Segunda - Alegou no seu requerimento Executivo o ora Recorrente que os devedores e executados cessaram no que concerne ao primeiro Mútuo, o pagamento das convencionadas e fixadas prestações a partir de 25 de Agosto de 2012, não mais tendo retomado esse pagamento, pelo que o Banco exequente considerou vencida, antecipadamente e na integra a dívida emergente do contrato celebrado, no valor e àquela data de 25 de Agosto de 2012, em capital não amortizado de € 4.474,27, reclamando assim esse capital em divida e seus juros, à taxa moratória convencionada e no que respeita ao segundo Mútuo alegou os devedores e executados cessaram o pagamento das convencionadas e fixadas prestações a partir de 28 de Agosto de 2012, não mais tendo retomado esse pagamento, pelo que o Banco exequente considerou vencida, antecipadamente e na integra a dívida emergente deste segundo contrato celebrado, no valor em capital não amortizado e aquela data de 28 de agosto de 2012, de € 7.726,92, reclamando assim esse capital em divida e seus juros, à taxa moratória convencionada.
Terceira: Em momento algum dos Embargos de Executado, a Executada Embargante Maria C, alegou ou colocou em causa a resolução dos contratos, ou do vencimento das dividas ou uma eventual inexigibilidade da obrigação, alegando somente que dos títulos dados à execução não consta qualquer declaração dos executados a confessarem-se devedores ao exequente das quantias de € 13.035,76 e € 10.970,39; arguiu ainda a falsidade da sua assinatura e concluiu pela falta de exequibilidade dos títulos por não preencherem os requisitos previstos no artigo 46° do anterior c.P.c.;
Quarta: No seu articulado de contestação, o Exequente pugnou pela improcedência da oposição formulada.

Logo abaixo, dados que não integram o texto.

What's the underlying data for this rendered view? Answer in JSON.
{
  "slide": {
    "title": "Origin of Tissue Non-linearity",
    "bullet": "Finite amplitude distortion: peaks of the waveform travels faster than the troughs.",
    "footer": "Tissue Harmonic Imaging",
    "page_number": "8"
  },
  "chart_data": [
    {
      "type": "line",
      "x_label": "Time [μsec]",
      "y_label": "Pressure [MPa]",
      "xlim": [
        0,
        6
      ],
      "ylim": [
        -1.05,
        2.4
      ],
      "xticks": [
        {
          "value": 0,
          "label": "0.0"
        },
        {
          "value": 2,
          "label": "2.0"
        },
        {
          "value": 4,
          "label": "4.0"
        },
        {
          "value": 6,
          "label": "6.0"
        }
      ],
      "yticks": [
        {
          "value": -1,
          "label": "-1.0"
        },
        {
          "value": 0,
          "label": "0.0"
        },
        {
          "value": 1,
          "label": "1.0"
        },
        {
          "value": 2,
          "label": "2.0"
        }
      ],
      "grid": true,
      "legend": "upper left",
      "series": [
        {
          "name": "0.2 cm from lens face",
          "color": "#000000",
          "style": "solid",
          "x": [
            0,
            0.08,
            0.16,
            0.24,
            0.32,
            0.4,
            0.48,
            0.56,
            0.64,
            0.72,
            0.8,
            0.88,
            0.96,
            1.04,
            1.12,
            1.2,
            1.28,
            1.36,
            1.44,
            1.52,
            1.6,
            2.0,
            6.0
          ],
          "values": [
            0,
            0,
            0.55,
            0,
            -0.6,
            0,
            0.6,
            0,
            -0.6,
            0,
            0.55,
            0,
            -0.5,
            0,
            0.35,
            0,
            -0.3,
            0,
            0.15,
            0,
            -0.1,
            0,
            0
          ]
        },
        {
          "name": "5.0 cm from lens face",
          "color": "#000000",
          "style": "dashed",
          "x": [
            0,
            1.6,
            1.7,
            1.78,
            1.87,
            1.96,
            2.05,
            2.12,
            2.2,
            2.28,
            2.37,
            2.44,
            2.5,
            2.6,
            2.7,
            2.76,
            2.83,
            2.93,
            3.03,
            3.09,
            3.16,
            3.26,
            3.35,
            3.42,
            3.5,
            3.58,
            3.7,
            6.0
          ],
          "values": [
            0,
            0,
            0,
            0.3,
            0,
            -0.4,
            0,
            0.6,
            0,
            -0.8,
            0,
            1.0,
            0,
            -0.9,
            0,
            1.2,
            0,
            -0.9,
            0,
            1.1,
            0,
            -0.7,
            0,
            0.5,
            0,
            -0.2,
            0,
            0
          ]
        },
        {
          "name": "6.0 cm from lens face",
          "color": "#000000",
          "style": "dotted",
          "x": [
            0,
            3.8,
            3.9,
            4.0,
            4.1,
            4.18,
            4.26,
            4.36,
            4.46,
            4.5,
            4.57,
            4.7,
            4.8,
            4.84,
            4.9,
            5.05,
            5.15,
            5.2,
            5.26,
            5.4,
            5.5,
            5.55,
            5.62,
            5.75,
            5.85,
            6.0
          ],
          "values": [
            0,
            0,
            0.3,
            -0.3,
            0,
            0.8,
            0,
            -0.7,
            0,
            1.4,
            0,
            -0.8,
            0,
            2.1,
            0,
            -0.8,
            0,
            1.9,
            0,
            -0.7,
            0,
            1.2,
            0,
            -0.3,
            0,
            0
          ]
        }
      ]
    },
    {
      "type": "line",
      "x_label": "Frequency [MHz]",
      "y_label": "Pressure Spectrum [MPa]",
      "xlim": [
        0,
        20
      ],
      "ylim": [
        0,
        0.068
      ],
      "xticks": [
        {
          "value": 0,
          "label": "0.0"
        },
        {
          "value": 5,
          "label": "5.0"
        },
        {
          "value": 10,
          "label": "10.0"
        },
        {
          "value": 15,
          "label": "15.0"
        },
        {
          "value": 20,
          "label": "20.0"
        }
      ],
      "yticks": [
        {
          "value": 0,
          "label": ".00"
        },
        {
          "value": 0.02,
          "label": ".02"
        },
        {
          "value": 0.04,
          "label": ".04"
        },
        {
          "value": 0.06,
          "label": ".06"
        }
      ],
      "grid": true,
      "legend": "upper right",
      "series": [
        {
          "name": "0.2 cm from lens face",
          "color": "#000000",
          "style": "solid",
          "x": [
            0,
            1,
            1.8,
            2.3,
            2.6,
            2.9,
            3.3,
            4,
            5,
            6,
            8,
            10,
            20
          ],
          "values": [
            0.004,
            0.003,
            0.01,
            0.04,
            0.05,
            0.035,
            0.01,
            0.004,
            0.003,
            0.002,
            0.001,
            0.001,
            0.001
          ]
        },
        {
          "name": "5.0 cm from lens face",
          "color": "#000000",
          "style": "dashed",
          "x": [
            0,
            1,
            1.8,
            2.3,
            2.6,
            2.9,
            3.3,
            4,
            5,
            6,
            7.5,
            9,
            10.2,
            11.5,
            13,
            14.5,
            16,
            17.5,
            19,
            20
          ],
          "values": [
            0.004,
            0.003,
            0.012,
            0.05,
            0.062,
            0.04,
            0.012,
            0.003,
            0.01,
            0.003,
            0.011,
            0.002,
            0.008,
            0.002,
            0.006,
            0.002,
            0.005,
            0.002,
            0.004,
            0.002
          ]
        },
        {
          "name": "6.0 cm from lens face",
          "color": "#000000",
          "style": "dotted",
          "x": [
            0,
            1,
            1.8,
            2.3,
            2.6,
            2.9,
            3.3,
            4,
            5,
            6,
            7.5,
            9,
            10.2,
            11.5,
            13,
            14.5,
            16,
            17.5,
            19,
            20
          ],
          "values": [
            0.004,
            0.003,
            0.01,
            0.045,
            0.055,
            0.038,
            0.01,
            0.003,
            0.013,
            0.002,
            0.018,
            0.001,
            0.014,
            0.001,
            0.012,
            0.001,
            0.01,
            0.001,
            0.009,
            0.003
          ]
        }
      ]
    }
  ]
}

Quinta: A decisão recorrida é nula por força da 2ª parte da alínea d) do nº 1 do artigo 615° porquanto assenta a respectiva fundamentação em factos que não foram alegados pela Embargante, mais concretamente na suposta" inexigibilidade da obrigação" por exequente não ter "interpelado os executados, resolvendo o contrato e interpelando-os para o pagamento da dívida vencida em cada um dos contratos", o que não foi alegada por ninguém, nem se deve considerar instrumental de qualquer dos factos alegados pela Embargante, estando por isso a decisão recorrida em directa violação do disposto nos artigos 5º, 608º nº 2 e 615º nº 1 2ª parte da alínea d) do Código de Processo Civil.
Sexta: Com base nessa nulidade, a decisão recorrida deve assim ser revogada no seu todo;
Sétima: Mas ainda que assim não se entenda e sem prescindir, ao contrário do que vem julgado na douta sentença recorrida, a dívida exequenda é exigível, por se encontrar vencida.
Oitava: O vencimento da dívida exequenda decorre do facto de a obrigação da executada embargante estar fraccionada através de 60 prestações mensais de reembolso de cada um dos empréstimos que contraiu junto do Banco exequente, pelo que a falta de pagamento de uma dessas prestações, cujo vencimento ocorreu em 25 de Agosto de 2012 para o primeiro mútuo e em 28 de Agosto de 2012 para o segundo mútuo, implicou o imediato vencimento das demais ainda em dívida, ou seja, por aplicação do regime previsto no artigo 781 ° do Código Civil.
Nona: Na fundamentação da douta sentença recorrida ao entender-se e bem, que a cláusula na (1º Contrato) e 11º nº 5 (2° contrato), das condições gerais dos contratos mais não faz do que "reproduzir o texto da lei" no que ao artigo 781° do Código Civil diz respeito, o que aponta para o vencimento automático e antecipado das prestações vincendas à data do incumprimento, considerou depois e contudo, de forma algo paradoxal, que as dívidas, no caso, não se encontram vencidas e por conseguinte inexigíveis por ser necessário a interpelação da executada embargante, resolvendo os contratos e interpelando-a para o pagamento da quantia vencida em cada um deles.
DÉCIMA: Independentemente disso, o que é facto é que da circunstância de os devedores e executados haverem cessado o pagamento das prestações de reembolso dos empréstimos a partir de 25 de Agosto de 2012 para o primeiro mútuo e em 28 de Agosto de 2012 para o segundo mútuo, e de jamais o terem retomado, ainda que parcialmente, ou pago as quantias vencidas e em dívida, aliada ao facto de os executados assim e nessa situação de inadimplemento e mora se manterem durante quase um ano que mediaram entre essa data e a de instauração da execução, denota com razoabilidade e bom senso que os executados, devedores e mutuários demonstraram estar em situação de não quererem, ou não poderem em definitivo, cumprir ao que se obrigaram, situação esta que é equiparável ao incumprimento definitivo, e por isso, dispensa o Banco credor de interpelar os executados e devedores para o vencimento e pagamento da dívida global, vencida e não vencida, bem como de operar a resolução contratual.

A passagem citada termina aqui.